You are viewing a plain text version of this content. The canonical link for it is here.
Posted to user@spark.apache.org by Jaonary Rabarisoa <ja...@gmail.com> on 2014/09/12 17:37:34 UTC

Why I get java.lang.OutOfMemoryError: Java heap space with join ?

Dear all,


I'm facing the following problem and I can't figure how to solve it.

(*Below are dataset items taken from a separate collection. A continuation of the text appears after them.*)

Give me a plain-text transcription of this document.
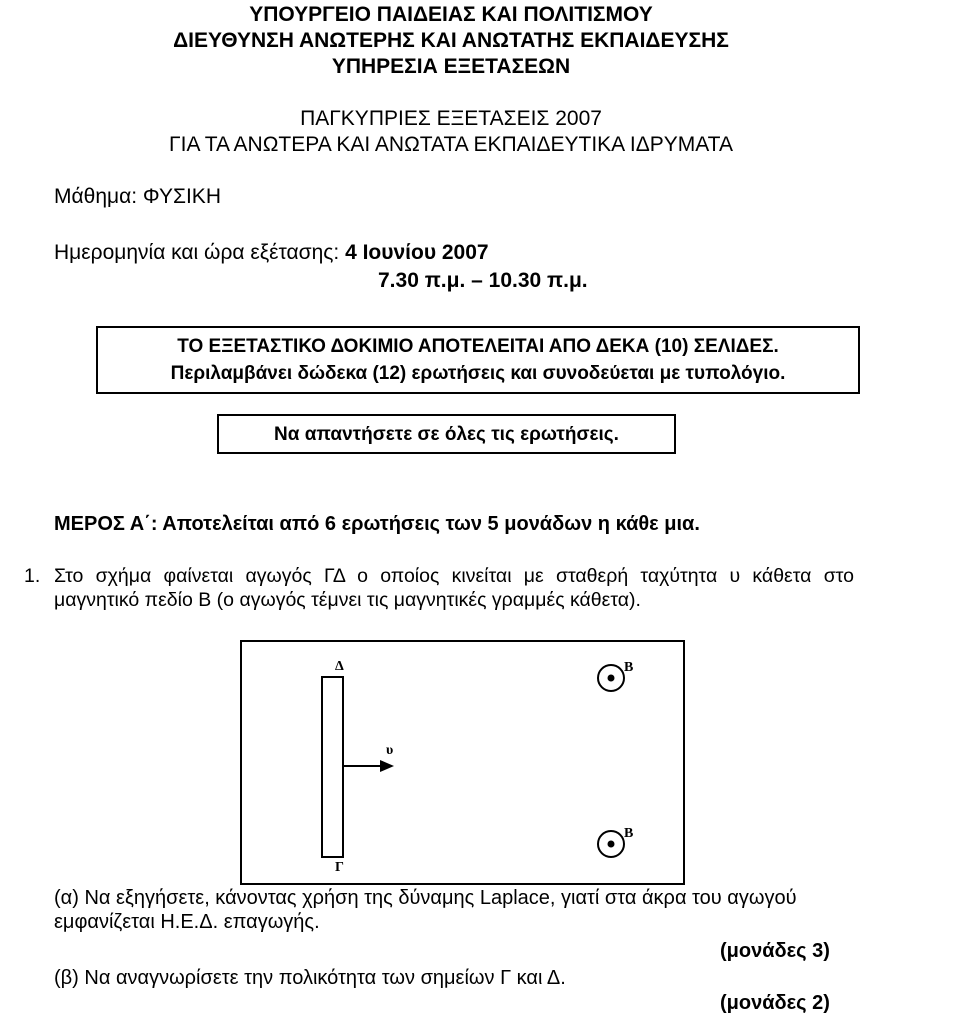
ΥΠΟΥΡΓΕΙΟ ΠΑΙΔΕΙΑΣ ΚΑΙ ΠΟΛΙΤΙΣΜΟΥ
ΔΙΕΥΘΥΝΣΗ ΑΝΩΤΕΡΗΣ ΚΑΙ ΑΝΩΤΑΤΗΣ ΕΚΠΑΙΔΕΥΣΗΣ
ΥΠΗΡΕΣΙΑ ΕΞΕΤΑΣΕΩΝ
ΠΑΓΚΥΠΡΙΕΣ ΕΞΕΤΑΣΕΙΣ 2007
ΓΙΑ ΤΑ ΑΝΩΤΕΡΑ ΚΑΙ ΑΝΩΤΑΤΑ ΕΚΠΑΙΔΕΥΤΙΚΑ ΙΔΡΥΜΑΤΑ
Μάθημα: ΦΥΣΙΚΗ
Ημερομηνία και ώρα εξέτασης: 4 Ιουνίου 2007
7.30 π.μ. – 10.30 π.μ.
ΤΟ ΕΞΕΤΑΣΤΙΚΟ ΔΟΚΙΜΙΟ ΑΠΟΤΕΛΕΙΤΑΙ ΑΠΟ ΔΕΚΑ (10) ΣΕΛΙΔΕΣ.
Περιλαμβάνει δώδεκα (12) ερωτήσεις και συνοδεύεται με τυπολόγιο.
Να απαντήσετε σε όλες τις ερωτήσεις.
ΜΕΡΟΣ Α΄: Αποτελείται από 6 ερωτήσεις των 5 μονάδων η κάθε μια.
1. Στο σχήμα φαίνεται αγωγός ΓΔ ο οποίος κινείται με σταθερή ταχύτητα υ κάθετα στο μαγνητικό πεδίο Β (ο αγωγός τέμνει τις μαγνητικές γραμμές κάθετα).
Δ
Γ
υ
Β
Β
(α) Να εξηγήσετε, κάνοντας χρήση της δύναμης Laplace, γιατί στα άκρα του αγωγού εμφανίζεται Η.Ε.Δ. επαγωγής.
(μονάδες 3)
(β) Να αναγνωρίσετε την πολικότητα των σημείων Γ και Δ.
(μονάδες 2)
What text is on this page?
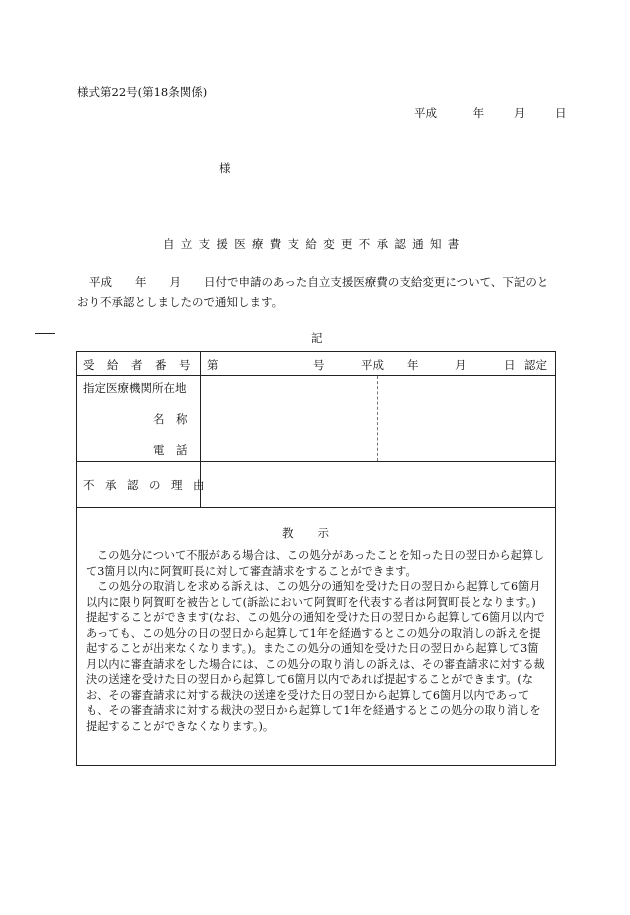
様式第22号(第18条関係)
平成	年	月	日
様
自立支援医療費支給変更不承認通知書
平成　　年　　月　　日付で申請のあった自立支援医療費の支給変更について、下記のとおり不承認としましたので通知します。
記
受給者番号 第	号	平成 年	月	日 認定
指定医療機関所在地
名　称
電　話
不承認の理由
教示

この処分について不服がある場合は、この処分があったことを知った日の翌日から起算して3箇月以内に阿賀町長に対して審査請求をすることができます。

この処分の取消しを求める訴えは、この処分の通知を受けた日の翌日から起算して6箇月以内に限り阿賀町を被告として(訴訟において阿賀町を代表する者は阿賀町長となります。)提起することができます(なお、この処分の通知を受けた日の翌日から起算して6箇月以内であっても、この処分の日の翌日から起算して1年を経過するとこの処分の取消しの訴えを提起することが出来なくなります。)。またこの処分の通知を受けた日の翌日から起算して3箇月以内に審査請求をした場合には、この処分の取り消しの訴えは、その審査請求に対する裁決の送達を受けた日の翌日から起算して6箇月以内であれば提起することができます。(なお、その審査請求に対する裁決の送達を受けた日の翌日から起算して6箇月以内であっても、その審査請求に対する裁決の翌日から起算して1年を経過するとこの処分の取り消しを提起することができなくなります。)。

I need to join 2 rdd in order to find their intersections. The first RDD
represent an image encoded in base64 string associated with image id. The
second RDD represent a set of geometric primitives (rectangle) associated
with image id. My goal is to draw these primitives on the corresponding
image. So my first attempt is to join images and primitives by image ids
and then do the drawing.

But, when I do

*primitives.join(images) *


I got the following error :

*java.lang.OutOfMemoryError: Java heap space*
* at java.util.Arrays.copyOf(Arrays.java:2367)*
* at
java.lang.AbstractStringBuilder.expandCapacity(AbstractStringBuilder.java:130)*
* at
java.lang.AbstractStringBuilder.ensureCapacityInternal(AbstractStringBuilder.java:114)*
* at java.lang.AbstractStringBuilder.append(AbstractStringBuilder.java:535)*
* at java.lang.StringBuilder.append(StringBuilder.java:204)*
* at
java.io.ObjectInputStream$BlockDataInputStream.readUTFSpan(ObjectInputStream.java:3143)*
* at
java.io.ObjectInputStream$BlockDataInputStream.readUTFBody(ObjectInputStream.java:3051)*
* at
java.io.ObjectInputStream$BlockDataInputStream.readLongUTF(ObjectInputStream.java:3034)*
* at java.io.ObjectInputStream.readString(ObjectInputStream.java:1642)*
* at java.io.ObjectInputStream.readObject0(ObjectInputStream.java:1341)*
* at
java.io.ObjectInputStream.defaultReadFields(ObjectInputStream.java:1990)*
* at java.io.ObjectInputStream.readSerialData(ObjectInputStream.java:1915)*
* at
java.io.ObjectInputStream.readOrdinaryObject(ObjectInputStream.java:1798)*
* at java.io.ObjectInputStream.readObject0(ObjectInputStream.java:1350)*
* at
java.io.ObjectInputStream.defaultReadFields(ObjectInputStream.java:1990)*
* at java.io.ObjectInputStream.readSerialData(ObjectInputStream.java:1915)*
* at
java.io.ObjectInputStream.readOrdinaryObject(ObjectInputStream.java:1798)*
* at java.io.ObjectInputStream.readObject0(ObjectInputStream.java:1350)*
* at java.io.ObjectInputStream.readObject(ObjectInputStream.java:370)*
* at
org.apache.spark.serializer.JavaDeserializationStream.readObject(JavaSerializer.scala:63)*
* at
org.apache.spark.serializer.DeserializationStream$$anon$1.getNext(Serializer.scala:125)*
* at org.apache.spark.util.NextIterator.hasNext(NextIterator.scala:71)*
* at
org.apache.spark.storage.BlockManager$LazyProxyIterator$1.hasNext(BlockManager.scala:1031)*
* at scala.collection.Iterator$$anon$13.hasNext(Iterator.scala:371)*
* at
org.apache.spark.util.CompletionIterator.hasNext(CompletionIterator.scala:30)*
* at
org.apache.spark.InterruptibleIterator.hasNext(InterruptibleIterator.scala:39)*
* at scala.collection.Iterator$$anon$13.hasNext(Iterator.scala:371)*
* at scala.collection.Iterator$$anon$11.hasNext(Iterator.scala:327)*
* at scala.collection.Iterator$$anon$11.hasNext(Iterator.scala:327)*
* at scala.collection.Iterator$class.foreach(Iterator.scala:727)*
* at scala.collection.AbstractIterator.foreach(Iterator.scala:1157)*
* at
org.apache.spark.scheduler.ShuffleMapTask.runTask(ShuffleMapTask.scala:158)*

I notice that sometime if I change the partition of the images RDD with
coalesce I can get it working.

What I'm doing wrong ?

Cheers,

Jaonary